Cet article date de plus de huit ans.

L'article à lire pour comprendre la mission ExoMars

Cette mission ambitieuse européano-russe a un double rôle : apprendre à l'Europe à atterrir sur Mars et chercher des traces de vie extraterrestre sur la planète rouge.

Article rédigé par franceinfo - Alice Maruani
France Télévisions
Publié Mis à jour
Temps de lecture : 10min
La fusée Proton décolle de la base de Baïkonour (Kazakhstan), le 14 mars 2016, avec à son bord le module Schiaparelli. (KIRILL KUDRYAVTSEV / AFP)

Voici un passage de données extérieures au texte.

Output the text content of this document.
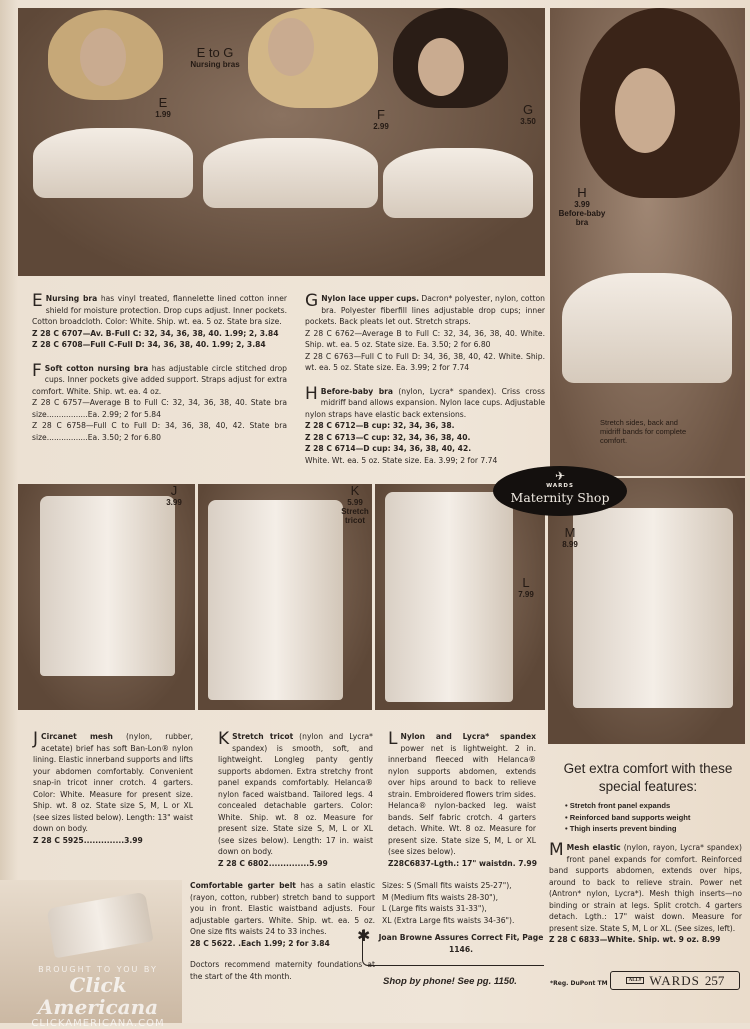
E to G
Nursing bras
E
1.99	F
2.99
G
3.50
H
3.99
Before-baby bra
Stretch sides, back and midriff bands for complete comfort.

E Nursing bra has vinyl treated, flannelette lined cotton inner shield for moisture protection. Drop cups adjust. Inner pockets. Cotton broadcloth. Color: White. Ship. wt. ea. 5 oz. State bra size.

Z 28 C 6707—Av. B-Full C: 32, 34, 36, 38, 40. 1.99; 2, 3.84

Z 28 C 6708—Full C-Full D: 34, 36, 38, 40. 1.99; 2, 3.84

F Soft cotton nursing bra has adjustable circle stitched drop cups. Inner pockets give added support. Straps adjust for extra comfort. White. Ship. wt. ea. 4 oz.

Z 28 C 6757—Average B to Full C: 32, 34, 36, 38, 40. State bra size.................Ea. 2.99; 2 for 5.84

Z 28 C 6758—Full C to Full D: 34, 36, 38, 40, 42. State bra size.................Ea. 3.50; 2 for 6.80

G Nylon lace upper cups. Dacron* polyester, nylon, cotton bra. Polyester fiberfill lines adjustable drop cups; inner pockets. Back pleats let out. Stretch straps.

Z 28 C 6762—Average B to Full C: 32, 34, 36, 38, 40. White. Ship. wt. ea. 5 oz. State size. Ea. 3.50; 2 for 6.80

Z 28 C 6763—Full C to Full D: 34, 36, 38, 40, 42. White. Ship. wt. ea. 5 oz. State size. Ea. 3.99; 2 for 7.74

H Before-baby bra (nylon, Lycra* spandex). Criss cross midriff band allows expansion. Nylon lace cups. Adjustable nylon straps have elastic back extensions.

Z 28 C 6712—B cup: 32, 34, 36, 38.

Z 28 C 6713—C cup: 32, 34, 36, 38, 40.

Z 28 C 6714—D cup: 34, 36, 38, 40, 42.

White. Wt. ea. 5 oz. State size. Ea. 3.99; 2 for 7.74

J
3.99
K
5.99
Stretch tricot
L
7.99
M
8.99
✈
WARDS
Maternity Shop

J Circanet mesh (nylon, rubber, acetate) brief has soft Ban-Lon® nylon lining. Elastic innerband supports and lifts your abdomen comfortably. Convenient snap-in tricot inner crotch. 4 garters. Color: White. Measure for present size. Ship. wt. 8 oz. State size S, M, L or XL (see sizes listed below). Length: 13" waist down on body.

Z 28 C 5925..............3.99

K Stretch tricot (nylon and Lycra* spandex) is smooth, soft, and lightweight. Longleg panty gently supports abdomen. Extra stretchy front panel expands comfortably. Helanca® nylon faced waistband. Tailored legs. 4 concealed detachable garters. Color: White. Ship. wt. 8 oz. Measure for present size. State size S, M, L or XL (see sizes below). Length: 17 in. waist down on body.

Z 28 C 6802..............5.99

L Nylon and Lycra* spandex power net is lightweight. 2 in. innerband fleeced with Helanca® nylon supports abdomen, extends over hips around to back to relieve strain. Embroidered flowers trim sides. Helanca® nylon-backed leg. waist bands. Self fabric crotch. 4 garters detach. White. Wt. 8 oz. Measure for present size. State size S, M, L or XL (see sizes below).

Z28C6837-Lgth.: 17" waistdn. 7.99

Get extra comfort with these special features:
• Stretch front panel expands
• Reinforced band supports weight
• Thigh inserts prevent binding

M Mesh elastic (nylon, rayon, Lycra* spandex) front panel expands for comfort. Reinforced band supports abdomen, extends over hips, around to back to relieve strain. Power net (Antron* nylon, Lycra*). Mesh thigh inserts—no binding or strain at legs. Split crotch. 4 garters detach. Lgth.: 17" waist down. Measure for present size. State S, M, L or XL. (See sizes, left).

Z 28 C 6833—White. Ship. wt. 9 oz. 8.99

Comfortable garter belt has a satin elastic (rayon, cotton, rubber) stretch band to support you in front. Elastic waistband adjusts. Four adjustable garters. White. Ship. wt. ea. 5 oz. One size fits waists 24 to 33 inches.

28 C 5622. .Each 1.99; 2 for 3.84

Doctors recommend maternity foundations at the start of the 4th month.

Sizes: S (Small fits waists 25-27"),

M (Medium fits waists 28-30"),

L (Large fits waists 31-33"),

XL (Extra Large fits waists 34-36").

✱ Joan Browne Assures Correct Fit, Page 1146.

Shop by phone! See pg. 1150.	*Reg. DuPont TM	ALL# WARDS 257
BROUGHT TO YOU BY
Click Americana
CLICKAMERICANA.COM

Après la mission Rosetta, qui a envoyé avec succès un petit robot nommé Philae sur la comète Tchouri, l'Agence spatiale européenne (ESA) se lance à la conquête de Mars avec le programme ExoMars. Un premier module baptisé Schiaparelli devrait atterrir, mercredi 19 octobre, sur la planète rouge après sept mois de voyage. S'il réussit, ce sera la première fois que l'Europe, alliée aux Russes dans ce projet, procède à un "amarsissage". Alors que les Américains, qui ont déjà envoyé plusieurs robots sur Mars, projettent de coloniser cette planète d'ici 2030, franceinfo vous explique à quoi cette mission ExoMars va servir.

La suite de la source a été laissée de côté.